Work with 64-bit computer.

$B=2^{64}$

A "limb" is a "machine word".

To multiply integers

  1. split into polynomials
  2. evaluate polynomials
  3. multiplications
  4. interpolate --> polynomials

  5. reconstruct our product

Now, write in symbols $M=f_1(2^k)$ and $N=f_2(2^k)$, for sufficiently big $k$, where $f_1(x) = a_0 + a_1 x + \cdots + a_n x^n$, and $f_2(x) = b_0 + b_1 x + \cdots + b_n x^n$, where the $a_i$ and $b_i$ are the "digits in base $2^k$".

Then $MN = f_1(2^k) \cdot f_2(2^k) = (f_1 \cdot f_2)(2^k)$. Evaluating $f_1\cdot f_2$ (reconstruct -- part 5) is easy bit shifting. So now we focus on polynomial multiplication.

Karatsuba (1962)

$$(c_0 + c_1y)(d_0 + d_1y) = c_0d_0 + c_1d_1 y^2 + [(c_0 + c_1)(d_0 + d_1) -c_0d_0 - c_1d_1]y$$

For larger polynomials, divide and conquer.

$$c_0 = a_0 + a_1 x + ... + a_{\lceil n/2\rceil} x^{\lceil n/2\rceil}$$

$$c_1 = a_{\lceil n/2\rceil+1} x^{\lceil n/2\rceil+1} + \cdots + a_n x^n$$

$$d_0 = ...$$

$$d_1 = ...$$

Knuth Multiplication

Very very hard to find in the literature (impossible?). I couldn't find a reference.

This is better, since some intermediate results are smaller. Overflowing into the next limb in Karatsuba is potentially quite nasty. Worrying about sign is less work than dealing with an extra limb.
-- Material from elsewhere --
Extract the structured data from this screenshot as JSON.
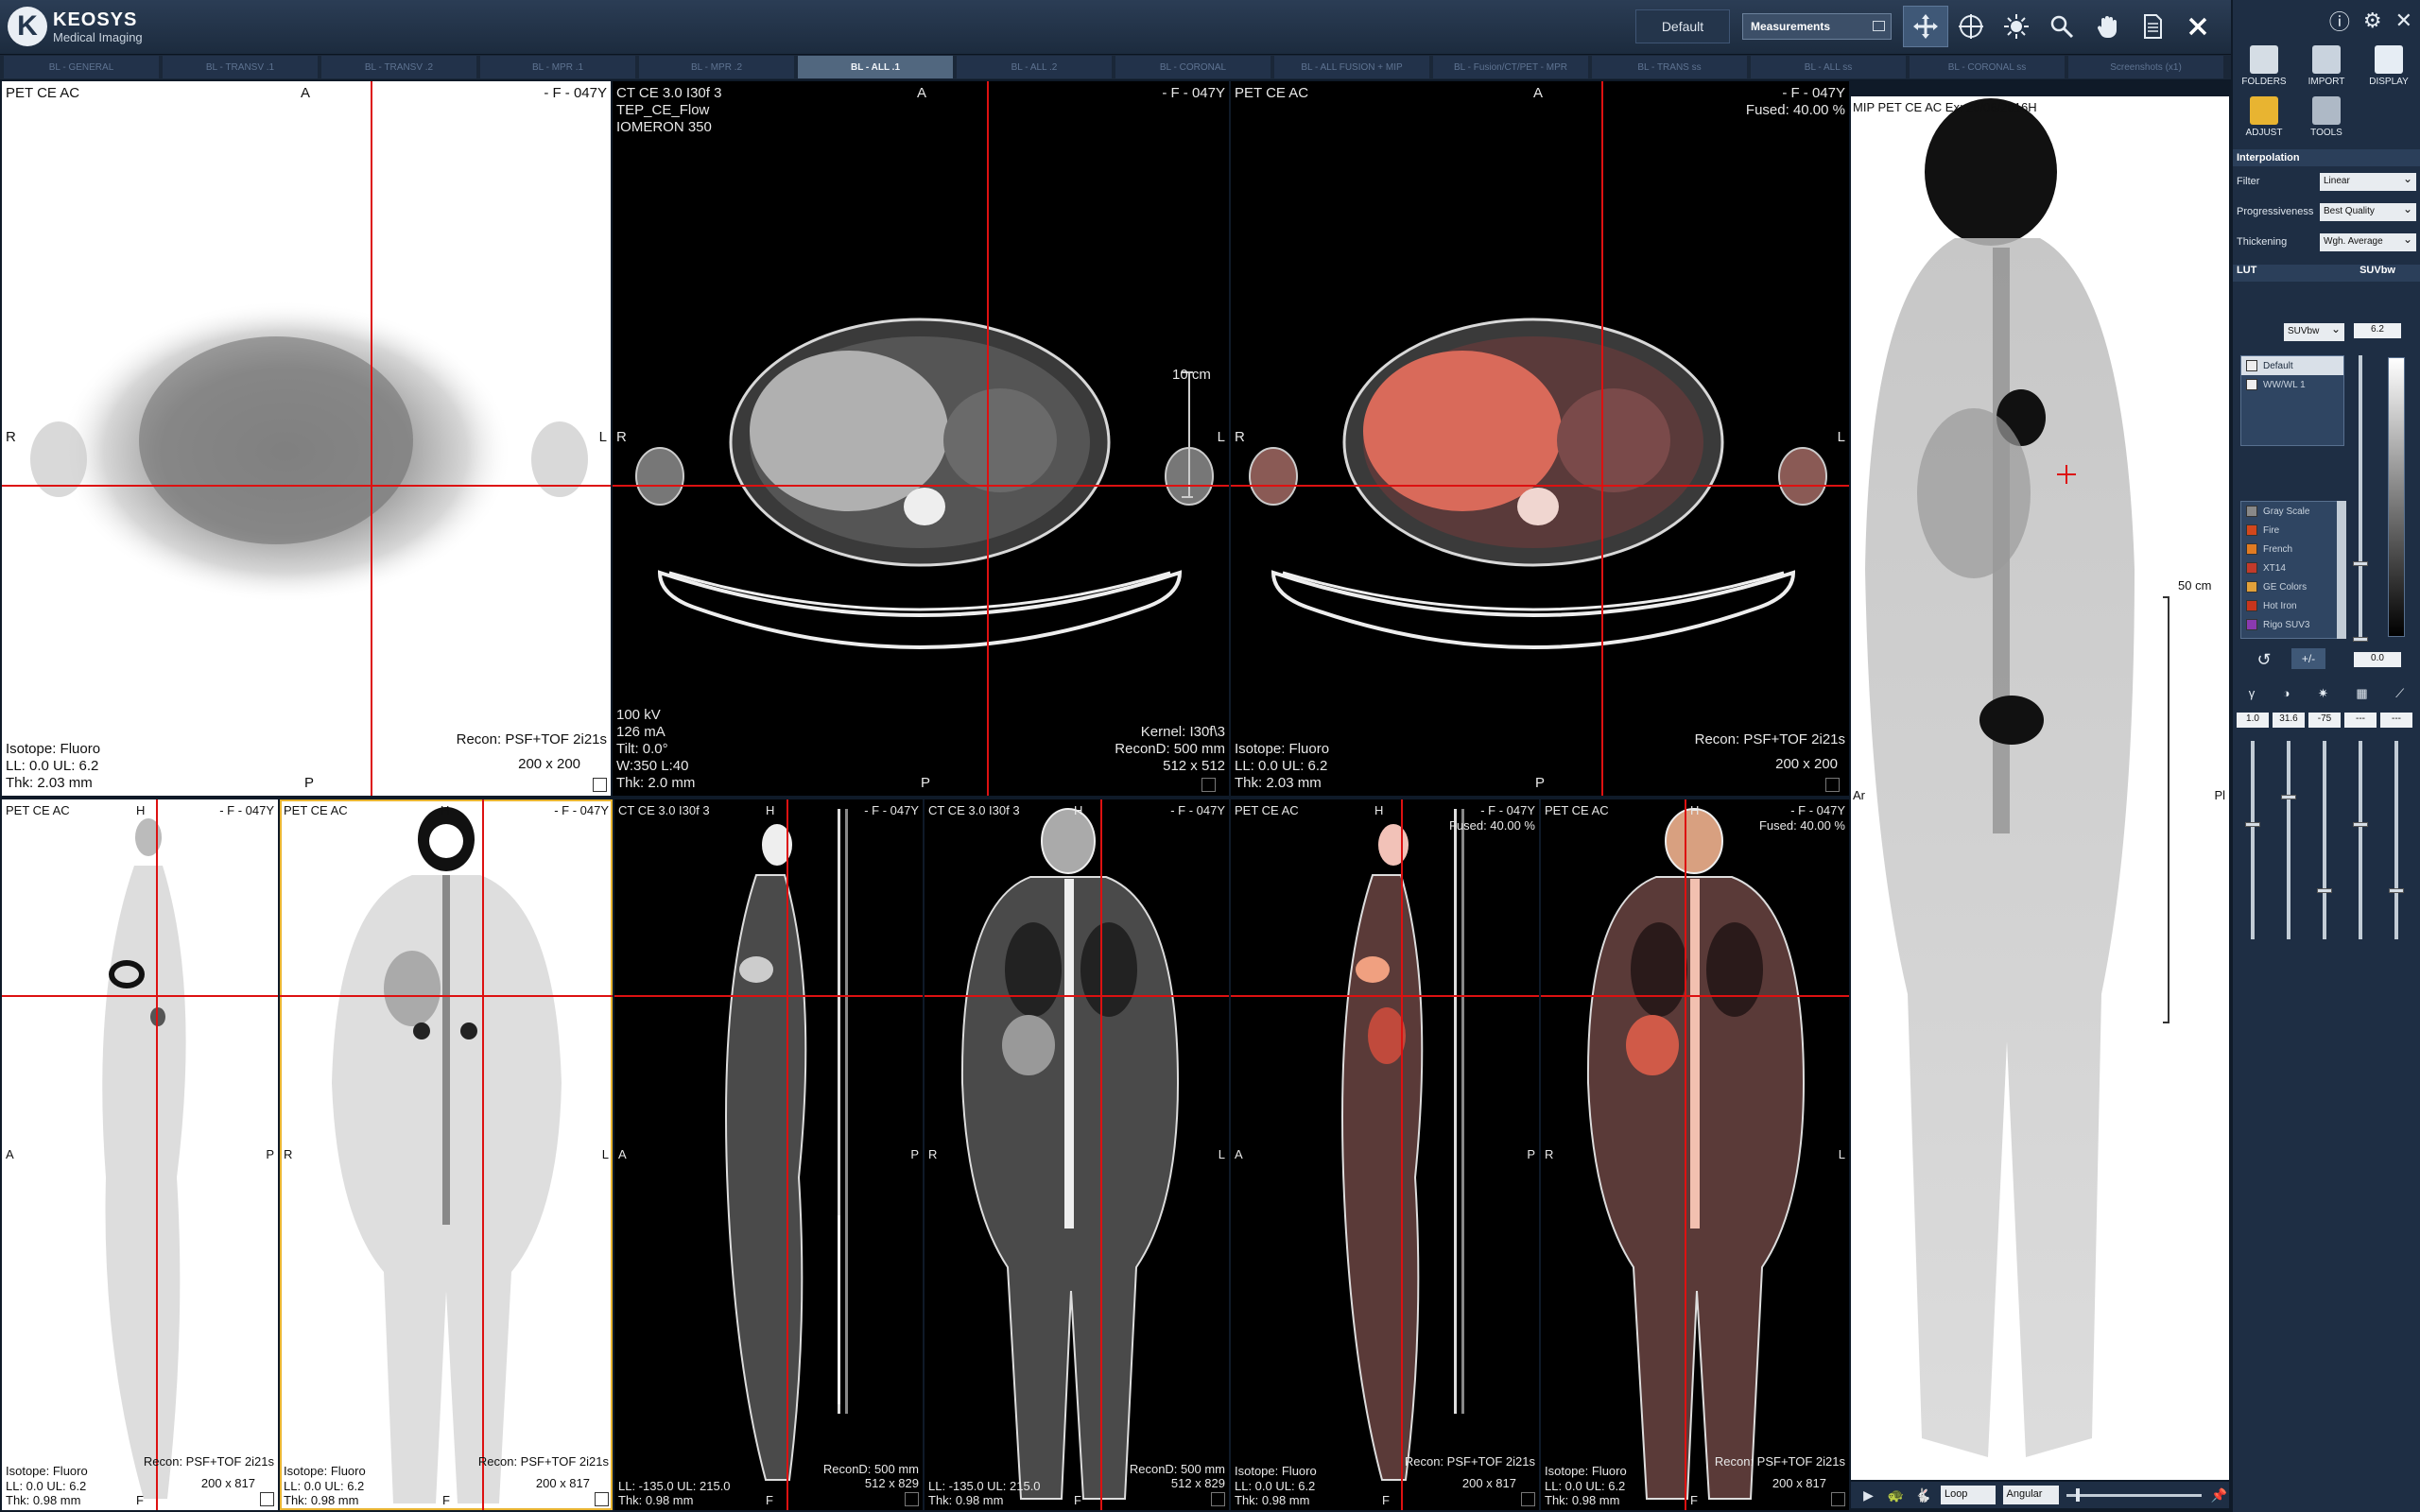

You have to use signed representations -- there is extra branching in both cases, and it really does make a difference. GMP really uses this and it does make a difference. At this level, saving one cycle per limb is a big improvement.

Another way of thinking

The above is difficult to generalize without being more systematic. Toom 3 is the next logical thing, where we break into 3 pieces instead of 2.

Consider

$$f(x)g(x) = h(x)$$

where $f,g$ have length $n$, where the length is the degree plus $1$. Then $h$ has length $2n-1$. To find the coefficients of $h$ we only need values of $h$ at $2n-1$ distinct points.

Example: Karatsuba

So we end up doing the same three multiplies as with Karatsuba.

Example: Knuth

Same, but evaluate at $v_\infty = \infty, v_1 = -1, v_2 = 0$.

Interpolation

Now generalizing we evaluate at $2n-1$ points and need to find the resulting polynomial.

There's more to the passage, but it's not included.